Andrés Jaque Architects Escaravox, Madrid

Source: Andrés Jaque
Date: July 7, 2013

Assemblages of unattended rural infrastructures, reprogrammed as voice-giving-public-device

In the city of Madrid, Institutional contemporary art centers tend to concentrate along the axis that joins the Avenida de América with Legazpi Square, meaning that they are lined up with the city center, in contrast to the geographic distribution of small music and theater groups or poetry associations, which are the most part evenly scattered throughout the capital’s extensive territory. While individually they culturally stimulate the local contexts in which their activities develop, altogether they make up, without a doubt, the cultural promotion and debate infrastructure with a greater impact upon the city.

The aim of this project is to endow Matadero Madrid, former slaughterhouse of the city and now an institution self-defined as “public space for contemporary culture, with views on the river”, with the necessary material devices and institutional protocols to prompt a connection between the aforementioned models of intervention in the cultural field.

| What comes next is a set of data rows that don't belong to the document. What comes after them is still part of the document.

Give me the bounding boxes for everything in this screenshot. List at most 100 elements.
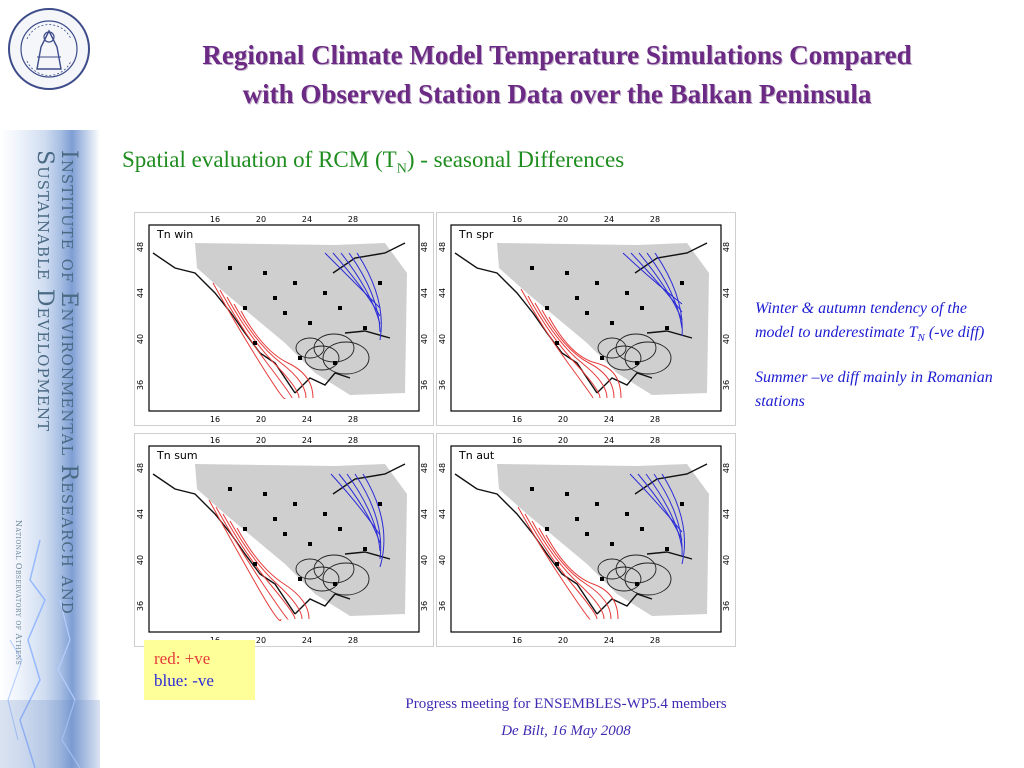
- lightning-decoration: [0, 539, 100, 768]
- station-marker: [575, 296, 579, 300]
- station-marker: [585, 532, 589, 536]
- positive-contour: [541, 309, 615, 399]
- station-marker: [253, 341, 257, 345]
- footer-meeting: Progress meeting for ENSEMBLES-WP5.4 mem…: [405, 696, 727, 712]
- top-tick-label: 20: [256, 436, 266, 445]
- top-tick-label: 24: [604, 215, 614, 224]
- top-tick-label: 20: [558, 215, 568, 224]
- left-lat-label: 36: [438, 601, 447, 611]
- interpretation-notes: Winter & autumn tendency of the model to…: [755, 297, 1005, 430]
- station-marker: [283, 532, 287, 536]
- page-title: Regional Climate Model Temperature Simul…: [100, 36, 1014, 114]
- positive-contour: [527, 295, 601, 399]
- station-marker: [263, 271, 267, 275]
- top-tick-label: 24: [302, 436, 312, 445]
- station-marker: [610, 321, 614, 325]
- station-marker: [565, 271, 569, 275]
- station-marker: [333, 582, 337, 586]
- bottom-tick-label: 28: [650, 415, 660, 424]
- note-p1-subscript: N: [917, 332, 925, 345]
- station-marker: [378, 281, 382, 285]
- station-marker: [243, 306, 247, 310]
- left-lat-label: 36: [136, 601, 145, 611]
- station-marker: [308, 542, 312, 546]
- zero-contour: [597, 558, 627, 580]
- top-tick-label: 28: [348, 215, 358, 224]
- bottom-tick-label: 20: [558, 636, 568, 645]
- legend-red: red: +ve: [154, 649, 211, 668]
- station-marker: [530, 487, 534, 491]
- negative-contour: [629, 473, 683, 533]
- negative-contour: [646, 252, 683, 329]
- bottom-tick-label: 16: [512, 415, 522, 424]
- station-marker: [595, 502, 599, 506]
- station-marker: [253, 562, 257, 566]
- bottom-tick-label: 20: [256, 636, 266, 645]
- station-marker: [635, 582, 639, 586]
- bottom-tick-label: 24: [604, 636, 614, 645]
- sidebar-observatory-text: National Observatory of Athens: [14, 520, 23, 666]
- zero-contour: [322, 341, 370, 375]
- bottom-tick-label: 24: [302, 415, 312, 424]
- negative-contour: [645, 473, 683, 549]
- station-marker: [263, 492, 267, 496]
- bottom-tick-label: 16: [512, 636, 522, 645]
- station-marker: [283, 311, 287, 315]
- station-marker: [680, 281, 684, 285]
- station-marker: [273, 517, 277, 521]
- right-lat-label: 36: [722, 601, 731, 611]
- station-marker: [338, 527, 342, 531]
- positive-contour: [545, 534, 619, 620]
- right-lat-label: 48: [420, 463, 429, 473]
- subtitle-suffix: ) - seasonal Differences: [406, 147, 625, 172]
- positive-contour: [538, 527, 612, 620]
- top-tick-label: 16: [210, 215, 220, 224]
- station-marker: [293, 502, 297, 506]
- station-marker: [293, 281, 297, 285]
- positive-contour: [222, 513, 296, 620]
- subtitle-subscript: N: [396, 161, 407, 177]
- title-line-2: with Observed Station Data over the Balk…: [242, 79, 872, 109]
- zero-contour: [304, 566, 340, 592]
- zero-contour: [606, 566, 642, 592]
- station-marker: [378, 502, 382, 506]
- bottom-tick-label: 28: [348, 636, 358, 645]
- station-marker: [585, 311, 589, 315]
- bottom-tick-label: 16: [210, 415, 220, 424]
- positive-contour: [531, 520, 605, 620]
- zero-contour: [597, 337, 627, 359]
- zero-contour: [304, 345, 340, 371]
- negative-contour: [340, 252, 381, 325]
- map-panel-winter: Tn win 16 20 24 28 16 20 24 28 48 48 44 44 40 40 36 36: [134, 212, 434, 426]
- zero-contour: [606, 345, 642, 371]
- top-tick-label: 20: [558, 436, 568, 445]
- station-marker: [665, 326, 669, 330]
- sidebar: Institute of Environmental Research and …: [0, 0, 100, 768]
- map-panel-summer: Tn sum16202428162024284848444440403636: [134, 433, 434, 647]
- top-tick-label: 16: [512, 215, 522, 224]
- positive-contour: [548, 316, 622, 399]
- left-lat-label: 48: [136, 242, 145, 252]
- map-panel-spring: Tn spr 16 20 24 28 16 20 24 28 48 48 44 44 40 40 36 36: [436, 212, 736, 426]
- top-tick-label: 20: [256, 215, 266, 224]
- bottom-tick-label: 20: [256, 415, 266, 424]
- model-domain-shade: [195, 464, 407, 616]
- station-marker: [545, 306, 549, 310]
- station-marker: [640, 306, 644, 310]
- top-tick-label: 28: [348, 436, 358, 445]
- bottom-tick-label: 20: [558, 415, 568, 424]
- right-lat-label: 44: [420, 288, 429, 298]
- top-tick-label: 16: [210, 436, 220, 445]
- negative-contour: [630, 252, 683, 313]
- station-marker: [610, 542, 614, 546]
- panel-label: Tn sum: [156, 449, 198, 462]
- color-legend: red: +ve blue: -ve: [144, 640, 255, 700]
- station-marker: [323, 512, 327, 516]
- observatory-seal-icon: [8, 8, 90, 90]
- note-p1-text: Winter & autumn tendency of the model to…: [755, 300, 967, 341]
- zero-contour: [295, 558, 325, 580]
- zero-contour: [624, 341, 672, 375]
- positive-contour: [219, 289, 293, 399]
- top-tick-label: 28: [650, 215, 660, 224]
- positive-contour: [524, 513, 598, 620]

To achieve this, the scheme proposes equipping the open spaces of the old abattoir with varied types of large-span mobile structures with sound amplifying systems, stage lighting and audiovisual projection systems, so that in combination with sliding stands, they may serve as auxiliary structures for any public performance held in this space. The use of these facilities would be organized in the same way as municipal tennis courts, which are booked by the hour. The materiality of the infrastructure is based on the idea of an odd assemblage of already inexpensive elements. Watering systems, Almería greenhouse fabrics, cheap plastic chairs… A short of composite of ready-mades, using existing technologies in a different way of that they were produced for. It is a technological re-appropiation process, the office relates with the possibility of queer uses of available systems.